Expositor's Bible Commentary Commentary


Expositor's Bible Commentary Commentary
"They then that received his word were baptized: and there were added [unto them] in that day about three thousand souls." — Acts 2:41 (ASV)
Two summary statements conclude Luke’s report of Peter’s Pentecost sermon. (1) Peter spoke earnest, solemn words, connoted by the verbs “warned” and “pleaded.” His characterization of this age as a “corrupt generation” has its parallel in Jesus’ words (cf. Matthew 16:4; 17:17) and in Paul’s (cf. Php 2:15). What we have here is the vision of an evangelist—a vision that is all too often lost as the Gospel is acclimated to the world and the world to the church. The Jews generally looked on baptism as a rite only for Gentile converts (i.e., proselytes), not for one born a Jew, and it symbolized the break with one’s Gentile past and the washing away of all defilement.

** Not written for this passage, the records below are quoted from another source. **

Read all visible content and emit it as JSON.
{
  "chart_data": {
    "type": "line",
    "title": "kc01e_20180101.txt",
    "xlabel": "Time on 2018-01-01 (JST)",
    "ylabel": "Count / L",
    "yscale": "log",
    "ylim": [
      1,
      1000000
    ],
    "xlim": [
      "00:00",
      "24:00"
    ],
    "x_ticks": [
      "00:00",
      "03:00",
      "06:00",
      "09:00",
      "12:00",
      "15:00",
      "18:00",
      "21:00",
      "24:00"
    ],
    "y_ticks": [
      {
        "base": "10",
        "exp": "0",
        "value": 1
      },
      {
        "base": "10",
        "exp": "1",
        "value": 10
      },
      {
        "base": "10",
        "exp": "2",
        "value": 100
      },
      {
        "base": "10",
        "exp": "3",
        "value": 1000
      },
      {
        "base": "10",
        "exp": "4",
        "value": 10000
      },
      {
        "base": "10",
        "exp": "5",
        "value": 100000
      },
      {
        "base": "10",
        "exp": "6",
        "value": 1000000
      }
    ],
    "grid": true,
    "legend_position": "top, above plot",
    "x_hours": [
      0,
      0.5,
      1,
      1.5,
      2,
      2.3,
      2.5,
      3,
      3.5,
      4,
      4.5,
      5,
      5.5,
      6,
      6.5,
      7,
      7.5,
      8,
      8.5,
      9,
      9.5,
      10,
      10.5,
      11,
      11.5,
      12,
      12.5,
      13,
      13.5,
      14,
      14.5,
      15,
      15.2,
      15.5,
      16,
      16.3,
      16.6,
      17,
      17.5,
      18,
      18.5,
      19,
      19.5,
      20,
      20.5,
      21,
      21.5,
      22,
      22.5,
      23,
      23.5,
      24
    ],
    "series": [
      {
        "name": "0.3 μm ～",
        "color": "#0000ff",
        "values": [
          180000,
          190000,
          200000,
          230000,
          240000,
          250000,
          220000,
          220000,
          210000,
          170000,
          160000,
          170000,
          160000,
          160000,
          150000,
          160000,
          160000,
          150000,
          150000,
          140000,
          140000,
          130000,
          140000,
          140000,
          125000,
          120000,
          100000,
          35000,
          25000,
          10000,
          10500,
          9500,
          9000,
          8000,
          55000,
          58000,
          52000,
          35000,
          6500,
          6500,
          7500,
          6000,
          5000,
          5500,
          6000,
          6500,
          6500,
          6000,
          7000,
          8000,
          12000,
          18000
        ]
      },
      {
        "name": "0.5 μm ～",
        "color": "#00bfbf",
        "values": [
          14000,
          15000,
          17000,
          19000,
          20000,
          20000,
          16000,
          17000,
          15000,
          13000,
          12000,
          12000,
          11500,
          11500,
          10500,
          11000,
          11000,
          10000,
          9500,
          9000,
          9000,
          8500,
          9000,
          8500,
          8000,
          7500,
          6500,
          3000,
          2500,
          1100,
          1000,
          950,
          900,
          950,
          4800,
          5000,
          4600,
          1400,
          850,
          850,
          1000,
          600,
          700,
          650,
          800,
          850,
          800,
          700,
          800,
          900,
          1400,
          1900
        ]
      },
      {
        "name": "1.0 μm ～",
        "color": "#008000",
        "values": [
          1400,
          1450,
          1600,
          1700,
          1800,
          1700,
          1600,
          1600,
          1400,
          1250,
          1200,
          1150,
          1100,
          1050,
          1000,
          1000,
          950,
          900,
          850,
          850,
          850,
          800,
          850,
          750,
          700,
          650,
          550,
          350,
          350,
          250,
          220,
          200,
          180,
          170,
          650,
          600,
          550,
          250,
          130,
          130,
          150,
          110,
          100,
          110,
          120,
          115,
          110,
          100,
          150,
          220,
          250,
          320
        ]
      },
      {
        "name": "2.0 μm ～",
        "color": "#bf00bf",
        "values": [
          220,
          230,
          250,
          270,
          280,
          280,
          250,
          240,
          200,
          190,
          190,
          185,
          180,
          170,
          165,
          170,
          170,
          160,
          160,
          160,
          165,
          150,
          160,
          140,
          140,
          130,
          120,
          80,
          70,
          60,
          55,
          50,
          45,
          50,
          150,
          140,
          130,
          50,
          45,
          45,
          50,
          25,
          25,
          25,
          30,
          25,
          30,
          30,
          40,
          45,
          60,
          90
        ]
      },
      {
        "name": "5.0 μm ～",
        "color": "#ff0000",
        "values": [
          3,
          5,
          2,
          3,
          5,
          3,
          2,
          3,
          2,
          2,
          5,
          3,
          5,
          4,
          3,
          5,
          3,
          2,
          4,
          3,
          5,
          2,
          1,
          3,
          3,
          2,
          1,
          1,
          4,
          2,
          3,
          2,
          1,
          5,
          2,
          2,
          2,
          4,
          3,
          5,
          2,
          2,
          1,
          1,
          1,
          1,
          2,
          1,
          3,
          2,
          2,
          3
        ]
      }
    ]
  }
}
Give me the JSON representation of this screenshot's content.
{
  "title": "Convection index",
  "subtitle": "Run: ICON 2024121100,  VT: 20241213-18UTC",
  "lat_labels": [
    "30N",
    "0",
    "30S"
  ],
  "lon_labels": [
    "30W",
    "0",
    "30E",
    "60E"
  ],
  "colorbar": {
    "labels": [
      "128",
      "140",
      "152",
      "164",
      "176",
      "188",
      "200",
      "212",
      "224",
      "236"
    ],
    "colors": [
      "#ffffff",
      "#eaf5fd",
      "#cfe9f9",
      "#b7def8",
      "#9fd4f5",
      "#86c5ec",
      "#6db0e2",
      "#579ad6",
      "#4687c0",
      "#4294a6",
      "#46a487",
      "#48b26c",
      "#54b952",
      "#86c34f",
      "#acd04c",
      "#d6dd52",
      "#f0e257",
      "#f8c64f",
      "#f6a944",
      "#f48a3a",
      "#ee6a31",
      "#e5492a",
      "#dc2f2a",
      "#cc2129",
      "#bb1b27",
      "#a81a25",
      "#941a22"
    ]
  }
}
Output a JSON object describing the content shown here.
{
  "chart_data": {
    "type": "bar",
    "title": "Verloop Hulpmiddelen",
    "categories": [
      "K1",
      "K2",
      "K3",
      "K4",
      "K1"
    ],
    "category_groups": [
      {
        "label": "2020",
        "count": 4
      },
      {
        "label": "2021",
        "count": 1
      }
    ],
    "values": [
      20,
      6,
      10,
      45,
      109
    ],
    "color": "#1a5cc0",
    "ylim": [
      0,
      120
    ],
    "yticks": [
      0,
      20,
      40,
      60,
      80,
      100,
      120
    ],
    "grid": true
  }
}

So when Jews accepted baptism in the name of Jesus on hearing Peter’s message, it was traumatic and significant for them in a way we in our mildly christianized culture have difficulty understanding. (2) Yet, as a result of Peter’s preaching, “about” three thousand took the revolutionary step of baptism. Thus, the congregation of believers in Jesus came into being at Jerusalem—a congregation made up of the original 120 (1:15) and progressively augmented by about three thousand others.